With her help, Ray said judges ordered landlords to fix problems, discount rent because of the lack of repairs and provide more time for tenants to move out.

But some landlords worry facing a longer and costly process to evict rent-dodging tenants will push them out of the industry. Many already complain a separate city-led effort forcing all rentals pass city inspections is onerous, forcing owners to sell off properties. 

Aaron Cox, a landlord attorney, said if there are legitimate repair issues, guaranteeing representation for tenants would make sense. But he said in many cases "legal aid is merely there to cause delays."

"It would be unnecessarily burdensome to the court system," Cox said.  

In 2017, there were 32,220 landlord-tenant dispute cases filed in 36th District Court, the vast majority involving residential properties. It's not known how many tenants were represented by attorneys. Many renters don't appear at the hearings.  

"That's the heartbreaking part," Ray said. "Those people who don't think that they have a chance."

A cost study hasn't been done yet on launching a right to counsel program in Detroit yet.

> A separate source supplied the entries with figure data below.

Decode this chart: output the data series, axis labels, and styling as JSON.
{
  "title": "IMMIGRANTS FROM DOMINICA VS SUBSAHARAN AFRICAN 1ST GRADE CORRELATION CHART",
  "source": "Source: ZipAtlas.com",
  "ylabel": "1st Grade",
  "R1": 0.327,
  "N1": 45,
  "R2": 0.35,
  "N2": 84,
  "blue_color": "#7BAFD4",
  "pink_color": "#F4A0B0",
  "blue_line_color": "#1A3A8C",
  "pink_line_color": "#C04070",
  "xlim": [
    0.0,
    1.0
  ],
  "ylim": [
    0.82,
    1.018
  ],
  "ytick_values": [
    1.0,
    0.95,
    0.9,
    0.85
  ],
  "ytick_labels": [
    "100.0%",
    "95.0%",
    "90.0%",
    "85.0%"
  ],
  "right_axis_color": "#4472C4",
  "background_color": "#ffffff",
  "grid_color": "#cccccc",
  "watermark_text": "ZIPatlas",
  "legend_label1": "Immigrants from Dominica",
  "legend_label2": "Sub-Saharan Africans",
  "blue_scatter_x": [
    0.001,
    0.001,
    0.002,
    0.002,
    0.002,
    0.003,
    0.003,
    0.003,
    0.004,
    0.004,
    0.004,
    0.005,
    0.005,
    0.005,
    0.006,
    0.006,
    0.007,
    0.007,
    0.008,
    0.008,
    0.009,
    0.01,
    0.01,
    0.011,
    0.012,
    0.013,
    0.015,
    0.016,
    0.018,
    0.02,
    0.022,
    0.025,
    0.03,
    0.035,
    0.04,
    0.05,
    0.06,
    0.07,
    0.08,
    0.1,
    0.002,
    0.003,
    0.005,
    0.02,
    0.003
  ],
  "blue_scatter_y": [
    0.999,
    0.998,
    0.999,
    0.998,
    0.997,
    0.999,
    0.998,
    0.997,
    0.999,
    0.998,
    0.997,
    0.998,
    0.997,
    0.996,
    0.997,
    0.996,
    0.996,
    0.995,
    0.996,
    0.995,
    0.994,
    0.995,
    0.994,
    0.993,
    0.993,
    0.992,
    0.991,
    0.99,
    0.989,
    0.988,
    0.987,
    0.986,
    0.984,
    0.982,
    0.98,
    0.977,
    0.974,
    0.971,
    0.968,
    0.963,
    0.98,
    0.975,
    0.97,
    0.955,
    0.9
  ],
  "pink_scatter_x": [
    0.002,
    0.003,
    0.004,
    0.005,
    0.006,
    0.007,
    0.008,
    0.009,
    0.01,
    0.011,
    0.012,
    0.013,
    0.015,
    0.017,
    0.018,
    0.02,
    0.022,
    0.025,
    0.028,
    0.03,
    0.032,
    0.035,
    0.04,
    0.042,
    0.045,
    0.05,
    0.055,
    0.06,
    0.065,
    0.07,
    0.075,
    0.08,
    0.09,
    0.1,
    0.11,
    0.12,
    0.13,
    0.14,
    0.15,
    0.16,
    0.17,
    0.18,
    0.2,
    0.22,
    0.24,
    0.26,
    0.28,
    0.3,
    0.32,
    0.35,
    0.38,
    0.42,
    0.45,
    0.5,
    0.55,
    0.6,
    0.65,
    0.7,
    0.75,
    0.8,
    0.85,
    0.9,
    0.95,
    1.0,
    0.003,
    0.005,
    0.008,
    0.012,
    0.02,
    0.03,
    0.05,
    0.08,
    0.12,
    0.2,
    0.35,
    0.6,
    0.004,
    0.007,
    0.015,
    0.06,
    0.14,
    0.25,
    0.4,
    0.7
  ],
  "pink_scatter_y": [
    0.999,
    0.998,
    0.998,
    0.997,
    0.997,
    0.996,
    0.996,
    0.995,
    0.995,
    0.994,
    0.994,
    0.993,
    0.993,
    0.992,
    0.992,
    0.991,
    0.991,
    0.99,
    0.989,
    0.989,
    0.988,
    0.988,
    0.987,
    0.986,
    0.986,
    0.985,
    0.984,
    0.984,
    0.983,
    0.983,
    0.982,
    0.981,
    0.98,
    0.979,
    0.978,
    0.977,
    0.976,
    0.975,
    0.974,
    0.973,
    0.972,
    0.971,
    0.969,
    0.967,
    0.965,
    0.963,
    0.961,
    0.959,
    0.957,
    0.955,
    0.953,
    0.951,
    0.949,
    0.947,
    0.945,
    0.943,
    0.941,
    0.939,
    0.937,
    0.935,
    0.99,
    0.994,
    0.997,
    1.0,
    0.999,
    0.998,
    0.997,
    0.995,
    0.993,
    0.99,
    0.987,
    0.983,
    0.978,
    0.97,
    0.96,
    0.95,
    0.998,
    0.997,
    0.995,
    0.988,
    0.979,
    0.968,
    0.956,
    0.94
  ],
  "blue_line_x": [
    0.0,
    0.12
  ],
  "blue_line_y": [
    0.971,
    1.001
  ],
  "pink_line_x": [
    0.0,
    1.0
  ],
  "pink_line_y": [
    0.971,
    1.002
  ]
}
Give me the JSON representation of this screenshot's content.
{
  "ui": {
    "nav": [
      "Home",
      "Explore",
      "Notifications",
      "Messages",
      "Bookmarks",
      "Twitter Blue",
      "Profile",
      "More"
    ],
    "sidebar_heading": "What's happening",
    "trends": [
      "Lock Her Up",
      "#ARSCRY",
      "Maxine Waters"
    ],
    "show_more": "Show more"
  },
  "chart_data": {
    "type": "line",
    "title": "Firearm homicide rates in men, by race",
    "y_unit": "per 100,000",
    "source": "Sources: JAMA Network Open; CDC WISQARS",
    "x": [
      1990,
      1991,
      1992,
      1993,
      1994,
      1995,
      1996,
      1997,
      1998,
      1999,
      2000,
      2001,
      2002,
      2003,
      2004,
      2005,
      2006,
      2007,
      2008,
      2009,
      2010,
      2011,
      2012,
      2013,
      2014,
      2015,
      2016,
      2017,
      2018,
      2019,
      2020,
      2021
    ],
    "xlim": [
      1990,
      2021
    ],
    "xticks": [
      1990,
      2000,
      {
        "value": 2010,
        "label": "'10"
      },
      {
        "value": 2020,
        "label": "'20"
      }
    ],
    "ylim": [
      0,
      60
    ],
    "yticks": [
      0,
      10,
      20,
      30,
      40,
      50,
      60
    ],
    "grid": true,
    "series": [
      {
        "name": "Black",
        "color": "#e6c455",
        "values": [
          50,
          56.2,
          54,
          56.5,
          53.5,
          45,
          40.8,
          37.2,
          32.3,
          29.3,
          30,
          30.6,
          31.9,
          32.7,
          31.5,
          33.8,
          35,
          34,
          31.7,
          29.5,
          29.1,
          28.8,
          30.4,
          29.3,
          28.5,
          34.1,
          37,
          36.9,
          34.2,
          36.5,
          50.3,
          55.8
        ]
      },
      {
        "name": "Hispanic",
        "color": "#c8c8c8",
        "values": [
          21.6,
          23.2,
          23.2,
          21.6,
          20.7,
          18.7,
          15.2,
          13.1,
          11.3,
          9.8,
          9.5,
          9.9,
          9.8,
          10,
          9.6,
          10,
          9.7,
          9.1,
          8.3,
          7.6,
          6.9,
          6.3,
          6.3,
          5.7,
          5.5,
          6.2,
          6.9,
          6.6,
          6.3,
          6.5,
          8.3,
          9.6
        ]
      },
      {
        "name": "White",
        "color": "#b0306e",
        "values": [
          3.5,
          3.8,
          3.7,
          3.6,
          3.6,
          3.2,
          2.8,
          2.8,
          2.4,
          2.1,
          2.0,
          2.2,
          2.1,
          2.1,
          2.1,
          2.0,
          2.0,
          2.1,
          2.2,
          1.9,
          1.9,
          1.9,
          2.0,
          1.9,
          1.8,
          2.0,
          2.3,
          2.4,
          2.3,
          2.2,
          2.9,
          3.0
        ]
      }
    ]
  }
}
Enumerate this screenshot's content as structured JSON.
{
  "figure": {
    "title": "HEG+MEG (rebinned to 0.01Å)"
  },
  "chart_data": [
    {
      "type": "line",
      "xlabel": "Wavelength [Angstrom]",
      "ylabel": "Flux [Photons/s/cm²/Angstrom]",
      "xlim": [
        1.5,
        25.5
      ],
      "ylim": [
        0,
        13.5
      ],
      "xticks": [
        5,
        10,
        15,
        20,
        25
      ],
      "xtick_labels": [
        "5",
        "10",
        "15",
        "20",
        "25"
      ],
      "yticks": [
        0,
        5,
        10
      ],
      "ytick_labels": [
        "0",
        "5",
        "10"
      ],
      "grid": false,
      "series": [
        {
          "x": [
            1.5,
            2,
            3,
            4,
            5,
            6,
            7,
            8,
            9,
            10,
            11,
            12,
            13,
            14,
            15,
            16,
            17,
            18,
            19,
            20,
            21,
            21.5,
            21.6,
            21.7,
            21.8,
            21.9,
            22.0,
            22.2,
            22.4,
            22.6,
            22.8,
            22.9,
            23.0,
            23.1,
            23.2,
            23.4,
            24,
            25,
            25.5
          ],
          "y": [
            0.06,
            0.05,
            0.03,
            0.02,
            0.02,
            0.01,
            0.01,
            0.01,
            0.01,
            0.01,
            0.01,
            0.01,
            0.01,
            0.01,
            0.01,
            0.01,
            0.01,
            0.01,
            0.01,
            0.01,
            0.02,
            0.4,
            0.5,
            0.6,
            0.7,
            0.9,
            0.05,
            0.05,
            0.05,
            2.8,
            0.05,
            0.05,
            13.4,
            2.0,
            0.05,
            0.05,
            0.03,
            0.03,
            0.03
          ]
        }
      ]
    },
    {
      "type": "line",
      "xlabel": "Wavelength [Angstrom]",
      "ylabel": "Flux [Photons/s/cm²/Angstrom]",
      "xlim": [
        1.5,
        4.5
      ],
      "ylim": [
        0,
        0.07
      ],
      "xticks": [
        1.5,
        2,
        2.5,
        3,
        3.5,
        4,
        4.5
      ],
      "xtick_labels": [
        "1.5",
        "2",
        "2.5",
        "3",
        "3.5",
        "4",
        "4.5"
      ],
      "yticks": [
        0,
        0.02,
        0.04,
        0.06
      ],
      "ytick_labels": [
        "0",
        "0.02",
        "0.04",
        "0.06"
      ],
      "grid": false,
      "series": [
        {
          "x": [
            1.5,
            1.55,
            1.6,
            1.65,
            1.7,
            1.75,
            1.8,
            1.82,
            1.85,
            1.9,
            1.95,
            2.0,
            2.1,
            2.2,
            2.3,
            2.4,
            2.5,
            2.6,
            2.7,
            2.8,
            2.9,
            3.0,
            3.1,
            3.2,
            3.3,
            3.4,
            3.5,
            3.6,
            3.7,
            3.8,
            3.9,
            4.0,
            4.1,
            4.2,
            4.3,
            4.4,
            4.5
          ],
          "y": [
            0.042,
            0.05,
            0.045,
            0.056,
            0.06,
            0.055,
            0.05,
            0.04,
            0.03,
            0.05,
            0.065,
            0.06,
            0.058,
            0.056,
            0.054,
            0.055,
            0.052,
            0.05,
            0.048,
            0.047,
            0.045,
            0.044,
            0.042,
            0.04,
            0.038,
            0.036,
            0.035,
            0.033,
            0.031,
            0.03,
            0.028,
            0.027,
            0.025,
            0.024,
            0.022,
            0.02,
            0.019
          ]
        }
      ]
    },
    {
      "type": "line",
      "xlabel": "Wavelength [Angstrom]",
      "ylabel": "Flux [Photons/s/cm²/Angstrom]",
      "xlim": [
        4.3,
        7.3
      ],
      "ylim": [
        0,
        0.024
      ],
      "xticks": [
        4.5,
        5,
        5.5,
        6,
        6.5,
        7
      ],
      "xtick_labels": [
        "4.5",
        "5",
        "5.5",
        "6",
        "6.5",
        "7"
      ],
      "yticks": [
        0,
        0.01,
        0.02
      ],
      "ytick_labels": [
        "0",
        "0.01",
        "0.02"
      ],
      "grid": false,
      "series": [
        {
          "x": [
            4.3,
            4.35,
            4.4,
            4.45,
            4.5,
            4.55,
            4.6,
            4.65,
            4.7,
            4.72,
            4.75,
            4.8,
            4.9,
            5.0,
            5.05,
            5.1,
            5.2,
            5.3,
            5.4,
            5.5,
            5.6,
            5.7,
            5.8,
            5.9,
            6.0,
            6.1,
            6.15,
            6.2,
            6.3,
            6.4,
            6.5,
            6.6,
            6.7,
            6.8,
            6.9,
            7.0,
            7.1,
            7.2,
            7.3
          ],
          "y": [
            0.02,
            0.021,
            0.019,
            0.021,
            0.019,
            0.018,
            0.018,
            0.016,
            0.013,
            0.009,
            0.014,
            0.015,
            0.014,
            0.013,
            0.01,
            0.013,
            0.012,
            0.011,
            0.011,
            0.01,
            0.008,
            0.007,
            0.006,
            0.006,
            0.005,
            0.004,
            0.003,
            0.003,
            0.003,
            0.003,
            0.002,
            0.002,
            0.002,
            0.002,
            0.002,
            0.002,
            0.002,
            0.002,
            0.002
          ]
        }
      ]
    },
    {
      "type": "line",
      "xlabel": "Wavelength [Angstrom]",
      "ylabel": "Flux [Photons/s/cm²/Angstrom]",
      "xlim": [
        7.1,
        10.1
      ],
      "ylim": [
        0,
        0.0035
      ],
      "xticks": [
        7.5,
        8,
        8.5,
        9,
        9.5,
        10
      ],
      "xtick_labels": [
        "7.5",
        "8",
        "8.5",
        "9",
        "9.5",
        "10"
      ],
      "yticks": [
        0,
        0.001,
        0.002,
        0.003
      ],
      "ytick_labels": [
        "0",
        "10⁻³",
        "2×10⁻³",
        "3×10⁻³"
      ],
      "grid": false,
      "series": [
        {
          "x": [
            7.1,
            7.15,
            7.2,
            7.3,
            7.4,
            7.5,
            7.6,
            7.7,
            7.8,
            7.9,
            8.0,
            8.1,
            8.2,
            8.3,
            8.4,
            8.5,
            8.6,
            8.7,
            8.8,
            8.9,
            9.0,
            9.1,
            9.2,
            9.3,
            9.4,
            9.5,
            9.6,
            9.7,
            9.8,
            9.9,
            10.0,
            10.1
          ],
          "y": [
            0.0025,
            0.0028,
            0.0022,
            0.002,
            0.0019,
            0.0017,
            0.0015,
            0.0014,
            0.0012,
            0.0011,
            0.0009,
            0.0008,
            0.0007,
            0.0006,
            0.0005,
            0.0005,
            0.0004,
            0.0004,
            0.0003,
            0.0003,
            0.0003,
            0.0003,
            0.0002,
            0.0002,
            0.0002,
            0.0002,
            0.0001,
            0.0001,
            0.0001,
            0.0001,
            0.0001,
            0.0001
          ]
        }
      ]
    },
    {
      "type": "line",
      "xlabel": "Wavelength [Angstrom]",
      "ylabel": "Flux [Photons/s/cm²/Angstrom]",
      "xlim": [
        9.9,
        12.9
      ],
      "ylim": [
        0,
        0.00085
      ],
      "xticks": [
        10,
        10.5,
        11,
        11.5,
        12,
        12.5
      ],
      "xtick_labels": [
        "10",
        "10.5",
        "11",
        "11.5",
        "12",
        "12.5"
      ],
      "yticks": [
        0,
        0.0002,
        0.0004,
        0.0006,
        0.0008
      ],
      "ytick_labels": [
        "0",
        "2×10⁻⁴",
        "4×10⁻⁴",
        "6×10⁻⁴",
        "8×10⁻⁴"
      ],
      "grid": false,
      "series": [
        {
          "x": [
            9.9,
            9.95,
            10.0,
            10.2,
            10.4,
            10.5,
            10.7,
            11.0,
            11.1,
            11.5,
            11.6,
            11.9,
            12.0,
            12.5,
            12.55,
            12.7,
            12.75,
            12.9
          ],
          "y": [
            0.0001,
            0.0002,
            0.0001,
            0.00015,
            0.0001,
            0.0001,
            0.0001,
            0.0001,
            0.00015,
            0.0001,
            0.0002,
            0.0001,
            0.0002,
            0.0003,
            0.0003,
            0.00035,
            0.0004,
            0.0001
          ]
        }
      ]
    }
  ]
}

And organizers aren't specific on who they hope would fund the effort. 

The 2017 Detroit News investigation documented families facing a cycle of eviction in unsafe, illegal rentals, including homes without heat in the winter, hazardous electric systems, missing windows, rodent infestations and a sewage-filled basement. City officials admitted they had let most landlords ignore inspection rules for more than a decade but launched a crackdown after the investigation.

New York was the first city to guarantee an attorney to low-income tenants facing eviction in 2017. San Francisco and Newark, New Jersey, followed with similar programs and Cleveland, Washington D.C., Seattle and Philadelphia are exploring their own, said Neil Steinkamp, managing director at Stout, a New York consultant firm that has conducted cost studies on guaranteeing representation. He is also working on the Detroit effort. 

In New York, the city will spend $155 million a year when fully implemented. Before it was launched, a study by Steinkamp found the city could save $320 million by providing lawyers to low-income tenants. New York expects to handle 125,000 cases a year.  

"We hope the summit will draw attention to the situation and explore ways to close the gap in representation, including a discussion of how other large urban areas have demonstrated the long-term benefits of providing attorneys for indigent tenants," according to a statement from the Detroit law firm Dykema, a summit organizer.